Chancellor Gallagher weighs in on the year of protests, gives advice for the future


Pamela Smith | Contributing Editor

Chancellor Patrick Gallagher speaks at a press conference following the appointment of Joan Gabel as the University’s next chancellor.

By Punya Bhasin, Contributing Editor

As his nearly decade-long tenure as chancellor comes to a close, Chancellor Patrick Gallagher said he admits there have been many mistakes, but he hopes each mistake serves as a “teachable moment” and that the Pitt community continues to “learn” from them. 

“I’m sure that we have made mistakes, any human organization will,” Gallagher said. “I hope I was humble enough to own those mistakes when we made them. The ones that you tend to regret the most were the ones that happened that you were blind to because those were causing problems, or causing pain or hurt in ways that you didn’t understand.”

Reflecting on the numerous protests during the year

During the past academic year there have been a number of protests on campus, including the protest against sexual assault, the die-in, faculty union protests and the protests against anti-trans speakers

Galllagher noted that the presence of protests on campus is a sign of students exercising their rights and said he views the protests as a way for students to provide “input” to the University and gives students “a sense of having agency.” 

“So I think we all want to learn about how we participate in a time when protests are going to be more common,” Gallagher said. “Every right and privilege comes with a responsibility, so what are our responsibilities to do it correctly and to look after each other? I think there’s some teachable moments here that I hope the university will embrace, but we absolutely should always welcome and protect and defend our ability to speak and express ourselves.”

Gallagher did express concerns about speech, including protests, that fall into the category of being “confrontational,” such as those that focus more on “shutting down somebody else’s rights to free speech.” 

“It shouldn’t be the case that one viewpoint can out-shout or outmaneuver or cancel the other,” Gallagher said. “And that has been of concern to me that some have defined the success of these efforts in that context, rather than expressing a point of view and seeking support for that point of view.”

Gallagher said in some cases, he believes the demands from some protests have been met, and in other cases there are still “long-standing issues” — like the protest against sexual assaults on campus — that are still being worked on.

“I will tell you that not every demand and list is compatible with every other demand list. So I’m sure in the end, coming up with a reasonable agenda that we work on, somebody may feel that it’s not entirely responsive to what they want and they continue to raise that with us.”

Gallagher added he expects a continued list of demands from the Pitt community, stating “candidly, we haven’t done enough.”

Gallagher also attributed some of the recent rise in protests and frustrations from the student body to the previous years during the COVID-19 pandemic, where students weren’t as aware of what was being done by the University for certain issues. 

“I think a lot of the awareness and momentum we had around some of these efforts was lost,” Gallagher said. “So part of what happened I think, is a kind of a ‘hey, you know, this problem is still there,’ and a lot of our students haven’t shown up on campus since we last were focused on this, and they simply don’t know what’s happening.”

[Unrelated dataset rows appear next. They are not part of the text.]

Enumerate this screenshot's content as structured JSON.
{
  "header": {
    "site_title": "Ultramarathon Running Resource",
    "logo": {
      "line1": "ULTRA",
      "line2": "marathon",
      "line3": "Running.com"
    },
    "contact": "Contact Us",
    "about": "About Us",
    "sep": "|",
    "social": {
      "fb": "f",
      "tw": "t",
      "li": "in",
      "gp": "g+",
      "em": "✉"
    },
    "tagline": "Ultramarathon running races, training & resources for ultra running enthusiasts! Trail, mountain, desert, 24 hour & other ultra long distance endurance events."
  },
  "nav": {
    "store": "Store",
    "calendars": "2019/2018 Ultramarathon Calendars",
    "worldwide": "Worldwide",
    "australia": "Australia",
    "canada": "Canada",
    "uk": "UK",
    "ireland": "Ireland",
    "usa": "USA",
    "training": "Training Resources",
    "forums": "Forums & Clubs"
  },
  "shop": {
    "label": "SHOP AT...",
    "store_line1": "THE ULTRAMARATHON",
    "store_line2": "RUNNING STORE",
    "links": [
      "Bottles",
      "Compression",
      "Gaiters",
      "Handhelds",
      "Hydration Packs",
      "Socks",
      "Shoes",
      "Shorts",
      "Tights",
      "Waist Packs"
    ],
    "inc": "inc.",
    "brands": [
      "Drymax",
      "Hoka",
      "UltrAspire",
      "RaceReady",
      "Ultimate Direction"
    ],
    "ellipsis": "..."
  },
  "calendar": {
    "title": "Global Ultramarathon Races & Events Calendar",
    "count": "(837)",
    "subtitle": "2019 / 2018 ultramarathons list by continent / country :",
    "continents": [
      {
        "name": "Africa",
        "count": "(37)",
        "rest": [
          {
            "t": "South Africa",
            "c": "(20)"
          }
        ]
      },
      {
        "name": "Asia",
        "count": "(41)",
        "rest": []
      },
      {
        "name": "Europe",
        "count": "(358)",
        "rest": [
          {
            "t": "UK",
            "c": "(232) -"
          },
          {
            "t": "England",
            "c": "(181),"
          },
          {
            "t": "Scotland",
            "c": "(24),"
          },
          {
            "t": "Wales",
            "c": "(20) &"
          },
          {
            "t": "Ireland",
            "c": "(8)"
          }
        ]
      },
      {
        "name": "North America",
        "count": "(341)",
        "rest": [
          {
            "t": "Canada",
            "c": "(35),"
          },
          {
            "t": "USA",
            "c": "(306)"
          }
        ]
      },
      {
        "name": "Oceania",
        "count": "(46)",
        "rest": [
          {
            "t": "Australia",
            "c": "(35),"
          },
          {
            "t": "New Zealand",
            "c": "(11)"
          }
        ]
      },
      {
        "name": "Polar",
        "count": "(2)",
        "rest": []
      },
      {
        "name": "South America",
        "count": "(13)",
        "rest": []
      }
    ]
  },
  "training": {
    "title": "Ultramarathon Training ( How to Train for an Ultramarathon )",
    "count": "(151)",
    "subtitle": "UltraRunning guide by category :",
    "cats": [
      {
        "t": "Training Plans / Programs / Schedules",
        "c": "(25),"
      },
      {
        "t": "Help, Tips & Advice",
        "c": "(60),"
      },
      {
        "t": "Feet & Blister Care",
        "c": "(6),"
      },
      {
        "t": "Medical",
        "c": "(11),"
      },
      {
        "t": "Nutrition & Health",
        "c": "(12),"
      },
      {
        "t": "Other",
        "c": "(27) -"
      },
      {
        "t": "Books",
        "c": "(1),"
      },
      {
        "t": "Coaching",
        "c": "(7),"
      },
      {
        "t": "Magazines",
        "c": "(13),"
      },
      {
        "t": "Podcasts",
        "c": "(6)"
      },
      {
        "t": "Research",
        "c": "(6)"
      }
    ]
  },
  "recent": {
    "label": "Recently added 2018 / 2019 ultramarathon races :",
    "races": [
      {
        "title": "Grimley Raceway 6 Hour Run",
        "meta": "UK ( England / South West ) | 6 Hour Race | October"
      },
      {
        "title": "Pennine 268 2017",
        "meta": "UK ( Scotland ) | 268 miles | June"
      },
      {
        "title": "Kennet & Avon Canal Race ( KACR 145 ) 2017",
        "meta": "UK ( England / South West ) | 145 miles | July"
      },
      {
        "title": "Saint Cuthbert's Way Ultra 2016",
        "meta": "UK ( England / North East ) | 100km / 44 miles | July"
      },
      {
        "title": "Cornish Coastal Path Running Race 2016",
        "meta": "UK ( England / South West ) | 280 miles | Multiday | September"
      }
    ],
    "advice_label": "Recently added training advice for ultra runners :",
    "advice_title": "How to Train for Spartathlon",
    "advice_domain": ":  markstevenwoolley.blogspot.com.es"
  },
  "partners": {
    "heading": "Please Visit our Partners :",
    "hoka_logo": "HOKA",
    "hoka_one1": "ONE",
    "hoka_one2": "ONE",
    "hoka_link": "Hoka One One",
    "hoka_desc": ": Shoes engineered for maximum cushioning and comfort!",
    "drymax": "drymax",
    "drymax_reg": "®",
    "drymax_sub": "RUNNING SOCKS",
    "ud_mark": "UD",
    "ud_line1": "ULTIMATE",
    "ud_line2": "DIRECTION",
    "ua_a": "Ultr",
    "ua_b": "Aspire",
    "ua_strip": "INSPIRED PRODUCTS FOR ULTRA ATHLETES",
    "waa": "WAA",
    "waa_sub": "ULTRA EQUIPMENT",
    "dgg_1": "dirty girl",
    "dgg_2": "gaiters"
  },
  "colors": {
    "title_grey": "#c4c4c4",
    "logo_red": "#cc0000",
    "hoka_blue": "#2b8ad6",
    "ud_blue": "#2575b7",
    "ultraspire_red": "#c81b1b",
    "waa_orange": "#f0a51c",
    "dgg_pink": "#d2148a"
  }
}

For Gallagher, there is a positive side, stating the exercise of free speech is supported and is helping to improve Pitt, even if it takes time to remedy the issues. 

“I will say, you have to look at this with the positive side, these protests and these demands, and all about making Pitt better,” Gallagher said. “It was about improving and that’s a great thing, and I wish we could snap our fingers and sort of instantly gratify all of these concerns, but sometimes, it’s harder than that.”

Thoughts on the New Chancellor

Gallagher said incoming chancellor Joan Gabel is a “seasoned university president” and will be familiar with dealing with many of the issues Pitt faces using her experience in Minnesota.

“I think, where I can be most helpful to her is not telling her what to do, but sharing with her some of the things that have been specifically related to Pitt where her experience in Minnesota may not be as helpful. Or where there are things underway that I think are important, and that I hope continue to get support under the leadership.”

Gallagher said he is “supportive” of the announced salary of incoming Chancellor Gabel, whose salary will be a 36% increase from Gallagher’s salary. Gallagher also added he believed the University treated him “more than fairly,” and he never asked for a raise. 

“I think the university did the right thing, by looking at the market, if you want to attract a great person here you want to be competitive, and I think that’s where that comes from,” Gallagher said. “And I think they did that when they hired me nine years ago and they did it now when they hired Joan Gabel.”

Advice for the future

Gallagher said his proudest moment during his tenure has been watching the Pitt community come together when facing the “unknown.”

“In the end, it might have been a bit rocky at the beginning on a certain issue, there might have been a lot of protesting and demands, but in the end, you know, we get together and we solve it and that’s been the magic.”

Gallagher’s final parting advice for Pitt students — following your values. 

“When you’re dealing with something that has no playbook, doing it for the right reasons is the only way you’re going to get to the right answer,” Gallagher said.